Exaggerated blood pressure (BP) response during exercise test reflects future risk of hypertension and has been shown to be related to increased left ventricular mass (LVM) in hypertensive patients. However, it is not known whether there is such a relationship in normotensives. The objective of this study is to investigate whether exercise BP response is related to left ventricular mass in normotensive subjects.

Design and Method:

Among the normotensive (systolic blood pressure (SBP) < 120 mmHg and diastolic blood pressure (DBP) < 80 mmHg and no history of antihypertensive treatments or clinical cardiovascular diseases) subjects who underwent routine health screening, both exercise test and echocardiography results were available in 7607 men and women.
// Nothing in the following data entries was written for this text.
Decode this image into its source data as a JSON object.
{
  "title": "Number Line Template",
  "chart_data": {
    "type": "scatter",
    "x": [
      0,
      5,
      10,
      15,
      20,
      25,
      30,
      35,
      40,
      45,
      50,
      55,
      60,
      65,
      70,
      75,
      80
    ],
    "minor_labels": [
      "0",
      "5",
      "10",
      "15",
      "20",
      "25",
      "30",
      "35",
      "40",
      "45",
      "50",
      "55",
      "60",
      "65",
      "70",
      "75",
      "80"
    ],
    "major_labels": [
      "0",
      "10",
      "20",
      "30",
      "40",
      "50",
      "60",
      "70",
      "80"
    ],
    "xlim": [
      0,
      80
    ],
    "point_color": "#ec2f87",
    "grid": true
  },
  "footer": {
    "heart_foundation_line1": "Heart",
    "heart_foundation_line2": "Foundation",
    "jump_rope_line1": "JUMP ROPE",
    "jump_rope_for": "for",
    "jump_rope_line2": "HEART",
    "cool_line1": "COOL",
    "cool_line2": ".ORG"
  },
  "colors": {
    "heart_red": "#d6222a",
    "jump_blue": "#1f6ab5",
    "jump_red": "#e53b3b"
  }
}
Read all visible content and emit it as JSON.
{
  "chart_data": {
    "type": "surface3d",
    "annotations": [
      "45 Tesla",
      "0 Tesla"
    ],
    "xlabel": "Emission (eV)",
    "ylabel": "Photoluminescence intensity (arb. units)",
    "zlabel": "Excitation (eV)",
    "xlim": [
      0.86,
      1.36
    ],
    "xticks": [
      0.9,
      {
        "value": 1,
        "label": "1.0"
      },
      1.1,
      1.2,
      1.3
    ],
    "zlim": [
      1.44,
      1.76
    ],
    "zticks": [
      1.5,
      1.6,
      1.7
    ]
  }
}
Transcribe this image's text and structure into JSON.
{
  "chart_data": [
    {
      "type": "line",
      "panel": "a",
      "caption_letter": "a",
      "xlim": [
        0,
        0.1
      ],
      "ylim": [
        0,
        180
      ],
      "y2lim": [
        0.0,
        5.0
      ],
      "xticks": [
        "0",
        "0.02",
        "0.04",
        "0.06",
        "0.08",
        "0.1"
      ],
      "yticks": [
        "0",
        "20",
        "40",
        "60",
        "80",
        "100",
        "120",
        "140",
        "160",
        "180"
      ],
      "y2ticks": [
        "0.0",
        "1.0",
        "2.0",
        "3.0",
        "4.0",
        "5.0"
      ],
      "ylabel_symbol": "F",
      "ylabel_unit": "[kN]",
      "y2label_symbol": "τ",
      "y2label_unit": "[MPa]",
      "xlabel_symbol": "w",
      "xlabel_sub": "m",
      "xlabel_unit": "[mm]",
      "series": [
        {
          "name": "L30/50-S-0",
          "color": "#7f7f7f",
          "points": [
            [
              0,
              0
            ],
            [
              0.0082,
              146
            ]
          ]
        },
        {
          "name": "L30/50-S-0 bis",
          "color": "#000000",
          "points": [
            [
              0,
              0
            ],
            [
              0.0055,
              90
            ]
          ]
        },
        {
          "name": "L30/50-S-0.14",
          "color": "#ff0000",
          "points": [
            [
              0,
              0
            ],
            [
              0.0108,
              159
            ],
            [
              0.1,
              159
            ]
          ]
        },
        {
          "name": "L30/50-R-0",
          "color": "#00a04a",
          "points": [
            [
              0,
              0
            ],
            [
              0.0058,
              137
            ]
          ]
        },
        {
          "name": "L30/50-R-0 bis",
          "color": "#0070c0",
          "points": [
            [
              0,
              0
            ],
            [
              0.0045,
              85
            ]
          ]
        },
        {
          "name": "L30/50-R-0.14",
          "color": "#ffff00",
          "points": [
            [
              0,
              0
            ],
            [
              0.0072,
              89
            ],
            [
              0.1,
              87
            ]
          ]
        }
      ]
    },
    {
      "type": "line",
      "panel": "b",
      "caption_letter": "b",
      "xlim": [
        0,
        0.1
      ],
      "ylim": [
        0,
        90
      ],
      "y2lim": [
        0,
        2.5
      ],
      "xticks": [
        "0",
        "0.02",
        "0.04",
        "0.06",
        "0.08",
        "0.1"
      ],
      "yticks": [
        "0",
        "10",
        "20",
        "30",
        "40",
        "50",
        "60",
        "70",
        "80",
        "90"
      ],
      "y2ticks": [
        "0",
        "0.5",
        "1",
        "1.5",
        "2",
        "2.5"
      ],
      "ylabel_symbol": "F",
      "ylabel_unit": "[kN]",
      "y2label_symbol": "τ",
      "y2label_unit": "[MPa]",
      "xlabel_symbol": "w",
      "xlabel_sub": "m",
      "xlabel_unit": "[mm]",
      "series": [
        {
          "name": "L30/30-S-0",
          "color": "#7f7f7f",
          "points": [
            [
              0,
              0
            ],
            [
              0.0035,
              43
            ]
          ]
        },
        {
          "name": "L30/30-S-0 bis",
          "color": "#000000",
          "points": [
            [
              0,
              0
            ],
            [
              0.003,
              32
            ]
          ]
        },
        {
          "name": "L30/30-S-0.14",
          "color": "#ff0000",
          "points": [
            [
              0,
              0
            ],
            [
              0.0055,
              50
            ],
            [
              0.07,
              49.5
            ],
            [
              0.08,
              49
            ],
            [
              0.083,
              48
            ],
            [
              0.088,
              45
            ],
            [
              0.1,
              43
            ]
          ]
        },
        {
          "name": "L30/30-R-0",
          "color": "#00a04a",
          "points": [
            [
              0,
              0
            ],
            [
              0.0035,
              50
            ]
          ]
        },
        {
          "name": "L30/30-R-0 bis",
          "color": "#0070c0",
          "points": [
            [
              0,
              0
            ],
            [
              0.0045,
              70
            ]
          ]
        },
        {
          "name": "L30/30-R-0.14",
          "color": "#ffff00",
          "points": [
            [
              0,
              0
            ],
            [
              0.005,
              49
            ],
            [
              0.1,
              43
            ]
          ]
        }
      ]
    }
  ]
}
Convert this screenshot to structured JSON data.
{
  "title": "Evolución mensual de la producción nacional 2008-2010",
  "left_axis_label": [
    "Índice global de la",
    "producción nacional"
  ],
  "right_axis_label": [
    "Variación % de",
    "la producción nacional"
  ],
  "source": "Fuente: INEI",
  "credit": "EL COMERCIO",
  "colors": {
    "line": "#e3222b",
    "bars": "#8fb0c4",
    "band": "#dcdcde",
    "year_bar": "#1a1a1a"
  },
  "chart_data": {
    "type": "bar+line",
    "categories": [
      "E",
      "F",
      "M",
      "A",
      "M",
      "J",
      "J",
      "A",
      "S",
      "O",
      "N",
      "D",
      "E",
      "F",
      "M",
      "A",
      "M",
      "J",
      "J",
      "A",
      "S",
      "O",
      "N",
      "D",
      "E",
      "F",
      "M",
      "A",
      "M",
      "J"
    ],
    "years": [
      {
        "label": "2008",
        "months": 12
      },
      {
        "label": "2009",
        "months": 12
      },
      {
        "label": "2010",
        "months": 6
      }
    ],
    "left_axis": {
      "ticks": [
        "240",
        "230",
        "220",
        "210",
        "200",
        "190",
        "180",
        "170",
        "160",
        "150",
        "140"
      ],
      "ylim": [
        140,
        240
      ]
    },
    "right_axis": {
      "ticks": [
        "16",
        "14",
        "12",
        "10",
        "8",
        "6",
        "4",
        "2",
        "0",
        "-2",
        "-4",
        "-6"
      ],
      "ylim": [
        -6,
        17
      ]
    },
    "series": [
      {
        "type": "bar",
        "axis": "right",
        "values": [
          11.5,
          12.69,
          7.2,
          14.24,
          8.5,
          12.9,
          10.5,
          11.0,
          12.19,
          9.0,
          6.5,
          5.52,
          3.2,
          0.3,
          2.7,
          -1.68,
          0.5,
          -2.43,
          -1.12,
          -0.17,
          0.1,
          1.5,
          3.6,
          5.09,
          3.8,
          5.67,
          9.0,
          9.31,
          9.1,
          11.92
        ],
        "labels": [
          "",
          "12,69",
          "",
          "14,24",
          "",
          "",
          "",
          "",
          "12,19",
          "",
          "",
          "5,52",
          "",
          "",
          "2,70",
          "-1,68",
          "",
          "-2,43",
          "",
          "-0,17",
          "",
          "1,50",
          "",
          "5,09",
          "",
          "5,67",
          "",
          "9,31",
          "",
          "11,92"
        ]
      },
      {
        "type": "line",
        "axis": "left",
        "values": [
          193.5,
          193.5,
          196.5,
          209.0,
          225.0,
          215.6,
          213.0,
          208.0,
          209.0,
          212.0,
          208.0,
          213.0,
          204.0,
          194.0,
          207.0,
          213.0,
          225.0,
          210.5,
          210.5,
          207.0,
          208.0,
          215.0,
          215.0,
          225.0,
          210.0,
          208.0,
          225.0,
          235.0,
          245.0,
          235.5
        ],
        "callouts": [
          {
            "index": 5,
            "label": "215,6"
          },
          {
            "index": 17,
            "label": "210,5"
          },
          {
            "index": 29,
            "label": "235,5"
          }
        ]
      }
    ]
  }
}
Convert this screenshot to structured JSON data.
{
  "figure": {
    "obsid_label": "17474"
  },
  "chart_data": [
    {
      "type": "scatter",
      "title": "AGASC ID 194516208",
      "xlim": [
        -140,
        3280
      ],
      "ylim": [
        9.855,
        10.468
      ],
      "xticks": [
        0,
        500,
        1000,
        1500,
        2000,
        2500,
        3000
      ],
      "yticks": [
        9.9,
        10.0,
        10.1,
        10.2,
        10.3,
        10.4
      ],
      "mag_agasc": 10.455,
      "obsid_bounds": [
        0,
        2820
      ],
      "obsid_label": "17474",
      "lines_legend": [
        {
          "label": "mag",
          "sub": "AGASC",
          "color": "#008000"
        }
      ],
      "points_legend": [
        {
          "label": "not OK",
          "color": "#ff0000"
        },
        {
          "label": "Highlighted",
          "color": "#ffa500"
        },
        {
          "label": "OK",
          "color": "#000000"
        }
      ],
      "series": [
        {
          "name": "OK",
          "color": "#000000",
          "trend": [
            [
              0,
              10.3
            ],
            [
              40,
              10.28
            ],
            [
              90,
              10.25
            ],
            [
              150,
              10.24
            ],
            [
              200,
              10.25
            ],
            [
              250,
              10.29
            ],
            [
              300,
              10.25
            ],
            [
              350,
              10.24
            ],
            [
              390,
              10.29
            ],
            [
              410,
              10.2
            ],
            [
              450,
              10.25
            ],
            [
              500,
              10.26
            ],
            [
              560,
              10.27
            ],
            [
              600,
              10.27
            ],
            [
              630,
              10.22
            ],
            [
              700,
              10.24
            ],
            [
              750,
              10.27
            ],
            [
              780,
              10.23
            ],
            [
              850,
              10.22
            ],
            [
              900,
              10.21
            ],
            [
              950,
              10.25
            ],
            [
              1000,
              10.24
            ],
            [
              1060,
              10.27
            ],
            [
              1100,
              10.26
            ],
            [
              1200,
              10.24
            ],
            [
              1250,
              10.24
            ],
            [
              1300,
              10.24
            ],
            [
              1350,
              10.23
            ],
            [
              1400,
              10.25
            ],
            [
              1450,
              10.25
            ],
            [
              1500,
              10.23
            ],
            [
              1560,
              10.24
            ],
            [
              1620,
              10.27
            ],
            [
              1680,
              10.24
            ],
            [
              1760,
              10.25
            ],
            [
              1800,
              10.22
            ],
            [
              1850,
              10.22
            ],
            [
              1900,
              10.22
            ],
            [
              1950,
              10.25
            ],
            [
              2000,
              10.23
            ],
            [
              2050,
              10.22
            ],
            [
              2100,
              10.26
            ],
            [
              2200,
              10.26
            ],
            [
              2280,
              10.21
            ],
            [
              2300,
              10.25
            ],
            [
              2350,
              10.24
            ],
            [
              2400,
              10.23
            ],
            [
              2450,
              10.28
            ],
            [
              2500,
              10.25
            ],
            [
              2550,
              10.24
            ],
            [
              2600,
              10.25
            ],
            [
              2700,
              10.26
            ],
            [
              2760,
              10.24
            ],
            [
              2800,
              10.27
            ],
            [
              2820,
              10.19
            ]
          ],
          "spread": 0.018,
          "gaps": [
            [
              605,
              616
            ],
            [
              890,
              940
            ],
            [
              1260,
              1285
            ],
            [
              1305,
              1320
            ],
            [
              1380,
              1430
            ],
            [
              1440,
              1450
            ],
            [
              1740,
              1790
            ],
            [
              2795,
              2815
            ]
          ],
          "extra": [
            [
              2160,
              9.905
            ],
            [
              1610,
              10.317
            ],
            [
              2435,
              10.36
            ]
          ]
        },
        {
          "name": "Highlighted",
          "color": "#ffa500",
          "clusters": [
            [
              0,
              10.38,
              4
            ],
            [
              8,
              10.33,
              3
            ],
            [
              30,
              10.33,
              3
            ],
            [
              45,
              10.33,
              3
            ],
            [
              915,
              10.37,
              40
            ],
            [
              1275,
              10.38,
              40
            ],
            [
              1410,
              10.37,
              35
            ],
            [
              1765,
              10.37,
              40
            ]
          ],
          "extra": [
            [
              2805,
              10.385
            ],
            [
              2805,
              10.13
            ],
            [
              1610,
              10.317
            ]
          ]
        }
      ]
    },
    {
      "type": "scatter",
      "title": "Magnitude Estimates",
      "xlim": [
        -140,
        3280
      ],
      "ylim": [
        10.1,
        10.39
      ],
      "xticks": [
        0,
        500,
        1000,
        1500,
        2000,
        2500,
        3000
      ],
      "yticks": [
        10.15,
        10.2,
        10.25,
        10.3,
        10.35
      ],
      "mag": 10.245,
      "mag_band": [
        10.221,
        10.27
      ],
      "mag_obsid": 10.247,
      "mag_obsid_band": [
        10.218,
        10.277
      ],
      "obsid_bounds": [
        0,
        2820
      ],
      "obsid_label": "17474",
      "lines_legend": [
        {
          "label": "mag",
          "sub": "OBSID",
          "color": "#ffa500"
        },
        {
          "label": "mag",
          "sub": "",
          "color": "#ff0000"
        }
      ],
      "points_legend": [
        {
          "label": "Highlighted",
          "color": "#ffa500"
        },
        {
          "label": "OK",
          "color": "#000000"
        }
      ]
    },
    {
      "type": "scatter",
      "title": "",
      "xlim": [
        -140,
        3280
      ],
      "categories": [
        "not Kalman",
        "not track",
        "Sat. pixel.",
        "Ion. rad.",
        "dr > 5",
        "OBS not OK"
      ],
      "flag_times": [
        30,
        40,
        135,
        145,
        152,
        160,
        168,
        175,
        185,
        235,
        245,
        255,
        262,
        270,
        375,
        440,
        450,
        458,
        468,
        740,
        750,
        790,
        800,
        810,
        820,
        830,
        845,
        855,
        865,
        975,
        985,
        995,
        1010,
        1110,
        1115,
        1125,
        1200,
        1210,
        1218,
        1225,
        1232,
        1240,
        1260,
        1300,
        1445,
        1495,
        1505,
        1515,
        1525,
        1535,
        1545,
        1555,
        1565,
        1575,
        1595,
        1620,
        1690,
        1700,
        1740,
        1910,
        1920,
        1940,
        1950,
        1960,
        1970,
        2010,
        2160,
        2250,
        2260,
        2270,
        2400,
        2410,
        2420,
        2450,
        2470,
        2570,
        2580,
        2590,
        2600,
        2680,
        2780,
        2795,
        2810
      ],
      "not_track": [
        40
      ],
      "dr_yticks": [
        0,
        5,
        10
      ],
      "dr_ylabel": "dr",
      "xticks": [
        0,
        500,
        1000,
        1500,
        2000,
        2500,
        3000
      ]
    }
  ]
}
Exercise test was done by Bruce protocol and SBP at stage 1 was used as an indicator of exercise BP response. Left ventricular mass was calculated by American Society of Echocardiography equation, and divided by body surface area to estimate LVM index.

Results:

Mean age was 50 ± 7 years and proportion of male was 74%. Mean LVM index was 81.3 ± 16.0 gm/m2. Exercise SBP at stage 1 was significantly correlated to LVM index (r = 0.11, p < 0.0001) Higher exercise SBP at stage 1 was associated with increased LVM index after adjustment for age, gender, resting SBP and DBP, waist circumference and fasting glucose (p < 0.0001).

Conclusions:

Higher SBP during low-intensity exercise was associated with increased LVM index in normotensive subjects. Exaggerated exercise BP response with normal clinic BP may indicate masked hypertension and possibly hidden target organ damage.